A Gorgeously Drifting, Lynchian Album With a Tragic Backstory
New York instrumentalists Suss‘ Night Suite album, released earlier this year, was a gorgeously evocative, drifting travelogue akin to the recent Freedom Convoy, tracing a highway trip from New Mexico to the California desert. The equally picturesque sequel, Heat Haze – streaming at Bandcamp – continues the journey in a similarly southwestern yet less gothic vein. Tragically, one of the band members only appears on this road trip in a metaphorical sense. Keyboardist Gary Lieb died suddenly in March of last year shortly after wrapping up recording, just as so many musicians have in the wake of the lethal Covid injections. It’s not known what role, if any, that may have played in his untimely death.
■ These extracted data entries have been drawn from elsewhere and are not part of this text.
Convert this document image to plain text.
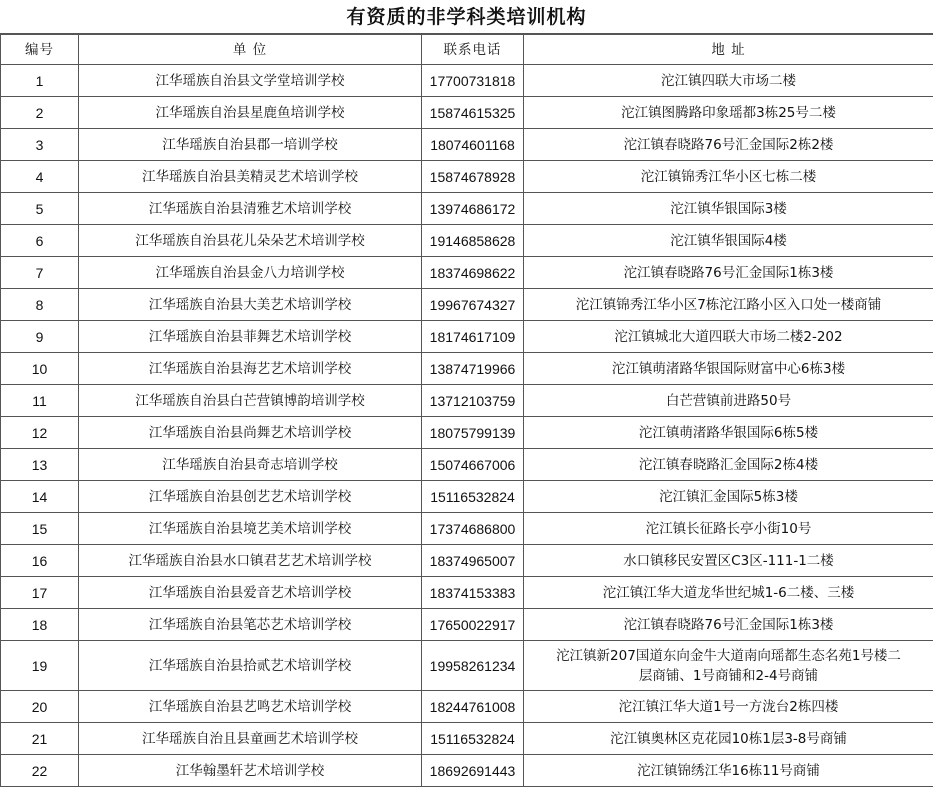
有资质的非学科类培训机构
编号	单 位	联系电话	地 址
1	江华瑶族自治县文学堂培训学校	17700731818	沱江镇四联大市场二楼
2	江华瑶族自治县星鹿鱼培训学校	15874615325	沱江镇图腾路印象瑶都3栋25号二楼
3	江华瑶族自治县郡一培训学校	18074601168	沱江镇春晓路76号汇金国际2栋2楼
4	江华瑶族自治县美精灵艺术培训学校	15874678928	沱江镇锦秀江华小区七栋二楼
5	江华瑶族自治县清雅艺术培训学校	13974686172	沱江镇华银国际3楼
6	江华瑶族自治县花儿朵朵艺术培训学校	19146858628	沱江镇华银国际4楼
7	江华瑶族自治县金八力培训学校	18374698622	沱江镇春晓路76号汇金国际1栋3楼
8	江华瑶族自治县大美艺术培训学校	19967674327	沱江镇锦秀江华小区7栋沱江路小区入口处一楼商铺
9	江华瑶族自治县菲舞艺术培训学校	18174617109	沱江镇城北大道四联大市场二楼2-202
10	江华瑶族自治县海艺艺术培训学校	13874719966	沱江镇萌渚路华银国际财富中心6栋3楼
11	江华瑶族自治县白芒营镇博韵培训学校	13712103759	白芒营镇前进路50号
12	江华瑶族自治县尚舞艺术培训学校	18075799139	沱江镇萌渚路华银国际6栋5楼
13	江华瑶族自治县奇志培训学校	15074667006	沱江镇春晓路汇金国际2栋4楼
14	江华瑶族自治县创艺艺术培训学校	15116532824	沱江镇汇金国际5栋3楼
15	江华瑶族自治县境艺美术培训学校	17374686800	沱江镇长征路长亭小街10号
16	江华瑶族自治县水口镇君艺艺术培训学校	18374965007	水口镇移民安置区C3区-111-1二楼
17	江华瑶族自治县爱音艺术培训学校	18374153383	沱江镇江华大道龙华世纪城1-6二楼、三楼
18	江华瑶族自治县笔芯艺术培训学校	17650022917	沱江镇春晓路76号汇金国际1栋3楼
19	江华瑶族自治县拾贰艺术培训学校	19958261234	沱江镇新207国道东向金牛大道南向瑶都生态名苑1号楼二
层商铺、1号商铺和2-4号商铺

20	江华瑶族自治县艺鸣艺术培训学校	18244761008	沱江镇江华大道1号一方泷台2栋四楼
21	江华瑶族自治且县童画艺术培训学校	15116532824	沱江镇奥林区克花园10栋1层3-8号商铺
22	江华翰墨轩艺术培训学校	18692691443	沱江镇锦绣江华16栋11号商铺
In a cruel stroke of irony, Lieb’s floating synth plays a major role throughout the record, mingling with the guitars of Pat Irwin and Bob Holmes and the pedal steel of Jonathan Gregg. It’s often impossible to figure out who’s playing what, beginning with the slowly shifting, tectonic ambience of the title track, at least until Gregg’s steel and a few low, ominous reverb-guitar notes come into focus over the horizon.
Lieb’s keyboards pulse hypnotically behind spare, loopy acoustic and electric riffs in the second track, aptly titled Shimmer. Gregg’s steel takes centerstage over gentle acoustic strums and the occasional low clang in Grace: the group seem to be emerging into more populated territory by now.
Lieb layers calmly circling layers beneath reverb riffs that pan the speakers on track four, Train: this is the real midnight in the switching yard, with a sonic joke or two which are too good to spoil. The most immersively ambient track here is the final one, Pine. If this is all that’s left of the band’s recorded output, it’s a memorable departure.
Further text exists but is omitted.